While it was the first human bird flu case in Jiangxi reported
by China, Guo's home county is located near the border with
Hunan province, where at least one human case of bird flu has
been detected in recent weeks.
Two other cases, both women who later died, have been confirmed
in east China's Anhui province. One further human case has been
confirmed in Liaoning province in the northeast and one in
Guangxi region in the south.
Despite the toll, China is seen as having escaped relatively
lightly from the bird flu virus, which has killed more than 70
people throughout Asia since 2003.
Even so, China is seen as a potential flashpoint for a feared
global pandemic because it has the world's biggest poultry
population combined with often primitive farming conditions
where humans and animals live in close proximity.
Earlier Thursday, the agriculture ministry reported an outbreak
of bird flu among ducks on a poultry farm, also in Suichuan
county.
A total of 1,640 ducks had died from a virus that was confirmed
as the lethal H5N1 strain of avian influenza earlier in the day,
the agriculture ministry said on its website.

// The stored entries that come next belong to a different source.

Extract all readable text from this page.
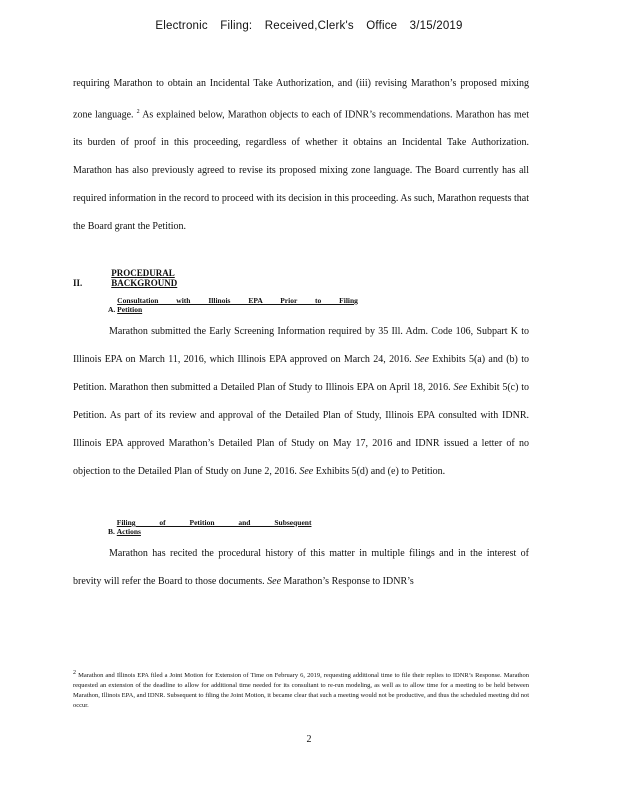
Electronic Filing: Received,Clerk's Office 3/15/2019
requiring Marathon to obtain an Incidental Take Authorization, and (iii) revising Marathon’s proposed mixing zone language. $^2$ As explained below, Marathon objects to each of IDNR’s recommendations. Marathon has met its burden of proof in this proceeding, regardless of whether it obtains an Incidental Take Authorization. Marathon has also previously agreed to revise its proposed mixing zone language. The Board currently has all required information in the record to proceed with its decision in this proceeding. As such, Marathon requests that the Board grant the Petition.
II. PROCEDURAL BACKGROUND
A. Consultation with Illinois EPA Prior to Filing Petition
Marathon submitted the Early Screening Information required by 35 Ill. Adm. Code 106, Subpart K to Illinois EPA on March 11, 2016, which Illinois EPA approved on March 24, 2016. See Exhibits 5(a) and (b) to Petition. Marathon then submitted a Detailed Plan of Study to Illinois EPA on April 18, 2016. See Exhibit 5(c) to Petition. As part of its review and approval of the Detailed Plan of Study, Illinois EPA consulted with IDNR. Illinois EPA approved Marathon’s Detailed Plan of Study on May 17, 2016 and IDNR issued a letter of no objection to the Detailed Plan of Study on June 2, 2016. See Exhibits 5(d) and (e) to Petition.
B. Filing of Petition and Subsequent Actions
Marathon has recited the procedural history of this matter in multiple filings and in the interest of brevity will refer the Board to those documents. See Marathon’s Response to IDNR’s
2 Marathon and Illinois EPA filed a Joint Motion for Extension of Time on February 6, 2019, requesting additional time to file their replies to IDNR’s Response. Marathon requested an extension of the deadline to allow for additional time needed for its consultant to re-run modeling, as well as to allow time for a meeting to be held between Marathon, Illinois EPA, and IDNR. Subsequent to filing the Joint Motion, it became clear that such a meeting would not be productive, and thus the scheduled meeting did not occur.
2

The local veterinary authorities proceeded according to standard
operating procedure, culling 150,000 domestic birds within a
three-kilometer (two-mile) radius of the duck farm, according to
the ministry.
It is the 31st outbreak of bird flu in China this year,
according to previously published government data.
The most recent outbreak before the one reported Thursday was
announced on November 30 in the westernmost region of Xinjiang.
The nation's chief veterinary officer Jia Youling told reporters
on Wednesday that the absence of bird flu for more than two
weeks signaled "initial success" in the endeavor to control the
virus.
He also said that the possibility remained of sporadic outbreaks
in the coming months, partly because of the "primitive
management" of many backyard farms in China, making epidemic
prevention difficult.
"We are still facing great challenges of bird flu control," Jia
said.
One of the difficulties Beijing officials are facing is keeping
an eye on everything that happens in the continent-sized
country, in the face of unwillingness from farmers scared of
losing their livelihood from cullings.
Jiangxi county is in a part of China that the authorities have
had trouble monitoring and controlling for centuries, making it
a center of underground communist activity in the 1930s.